Я отношусь к тому поколению, кто еще разговаривал и видел участников и очевидцев того времени, поэтому описала все по их рассказам.
Ирина Георгиевна Деркаченко
Игры со смертью
…Когда началась война, жительнице деревни Дьяково – Ольге Фёдоровне Тынковой – исполнился 41 год. Она была счастливой матерью: вдвоем с мужем, Андреем Нефёдовичем, растила восьмерых детей. Старшей дочери Наде было 15 лет, самой младшей Оле – всего пять месяцев. Разве думали родители, какое тяжкое испытание выпадет на их долю.
В октябре в Дьякове появились немцы. Они заходили в дома, отбирали у мирных жителей домашнюю живность, продукты. С первого дня оккупации тревога за детей прочно поселилась в материнском сердце. В постоянном страхе шли дни, недели…
Вечером 24 декабря 1941 года к Дьякову подо шли наши войска. Это были передовые части 18-й кавалерийской дивизии. Фашисты забеспокоились, стали спешно укрепляться. «Теперь уже недолго вам хозяйничать», – думала Ольга Фёдоровна, следя за действиями гитлеровцев.
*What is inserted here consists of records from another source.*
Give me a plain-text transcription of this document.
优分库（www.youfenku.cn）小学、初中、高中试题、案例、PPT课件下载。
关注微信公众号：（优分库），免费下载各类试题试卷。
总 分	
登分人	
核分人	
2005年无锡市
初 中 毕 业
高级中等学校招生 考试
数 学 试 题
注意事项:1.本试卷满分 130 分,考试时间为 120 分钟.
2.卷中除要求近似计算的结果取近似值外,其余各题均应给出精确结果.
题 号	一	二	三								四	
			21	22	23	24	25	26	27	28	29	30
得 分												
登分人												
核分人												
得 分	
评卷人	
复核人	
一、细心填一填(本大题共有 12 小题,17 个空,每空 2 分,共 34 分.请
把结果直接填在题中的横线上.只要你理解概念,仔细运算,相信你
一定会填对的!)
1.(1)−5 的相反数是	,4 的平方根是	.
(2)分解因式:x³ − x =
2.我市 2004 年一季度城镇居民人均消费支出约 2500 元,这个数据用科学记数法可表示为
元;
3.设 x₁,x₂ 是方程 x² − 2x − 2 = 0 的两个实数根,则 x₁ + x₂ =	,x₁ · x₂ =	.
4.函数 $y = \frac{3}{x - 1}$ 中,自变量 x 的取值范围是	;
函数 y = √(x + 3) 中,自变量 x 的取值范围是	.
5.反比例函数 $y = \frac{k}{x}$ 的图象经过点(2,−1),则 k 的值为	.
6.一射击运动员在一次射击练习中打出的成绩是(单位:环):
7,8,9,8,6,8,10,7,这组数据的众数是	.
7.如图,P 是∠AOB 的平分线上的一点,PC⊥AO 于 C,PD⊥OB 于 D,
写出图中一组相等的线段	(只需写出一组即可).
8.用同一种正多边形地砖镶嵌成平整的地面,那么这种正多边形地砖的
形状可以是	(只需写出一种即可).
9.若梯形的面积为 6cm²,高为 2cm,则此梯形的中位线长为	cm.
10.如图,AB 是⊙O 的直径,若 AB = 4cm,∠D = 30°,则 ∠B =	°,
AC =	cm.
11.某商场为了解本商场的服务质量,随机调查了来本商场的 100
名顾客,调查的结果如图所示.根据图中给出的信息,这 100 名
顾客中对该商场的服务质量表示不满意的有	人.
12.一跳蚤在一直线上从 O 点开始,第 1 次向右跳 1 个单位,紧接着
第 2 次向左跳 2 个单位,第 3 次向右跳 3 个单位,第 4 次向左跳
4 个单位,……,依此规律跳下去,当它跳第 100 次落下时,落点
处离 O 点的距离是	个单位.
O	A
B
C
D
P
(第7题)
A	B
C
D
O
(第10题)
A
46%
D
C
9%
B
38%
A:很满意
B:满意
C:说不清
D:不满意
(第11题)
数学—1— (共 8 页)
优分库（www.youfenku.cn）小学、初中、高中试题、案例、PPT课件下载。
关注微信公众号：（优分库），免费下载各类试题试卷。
На следующий день на помощь нашей кавалерии подошли пехота, танки. Решительным ударом фашисты были выбиты из деревни. Со слезами на глазах обнимали дьяковцы своих освободителей. Из убежищ возвращались в свои дома, начали топить печи, готовить пищу. Бой откатился на запад, к Озерецкому. И вдруг – звуки его стали ближе, громче. На улицах Дьякова стали рваться снаряды, мины, со свистом проносились осколки. Жители деревни торопливо одевали детей, хватали узелки с едой и снова бежали в укрытия. Лишь позднее они узнали, что фашисты бросили в бой резервы и потеснили наши наступающие части. Целых три часа длилось сражение на дьяковских улицах. Рвались снаряды, горели наши и немецкие танки, кипели рукопашные схватки – ничего этого Ольга Фёдоровна не видела: она сидела в убежище, прижимая к себе перепуганных детей.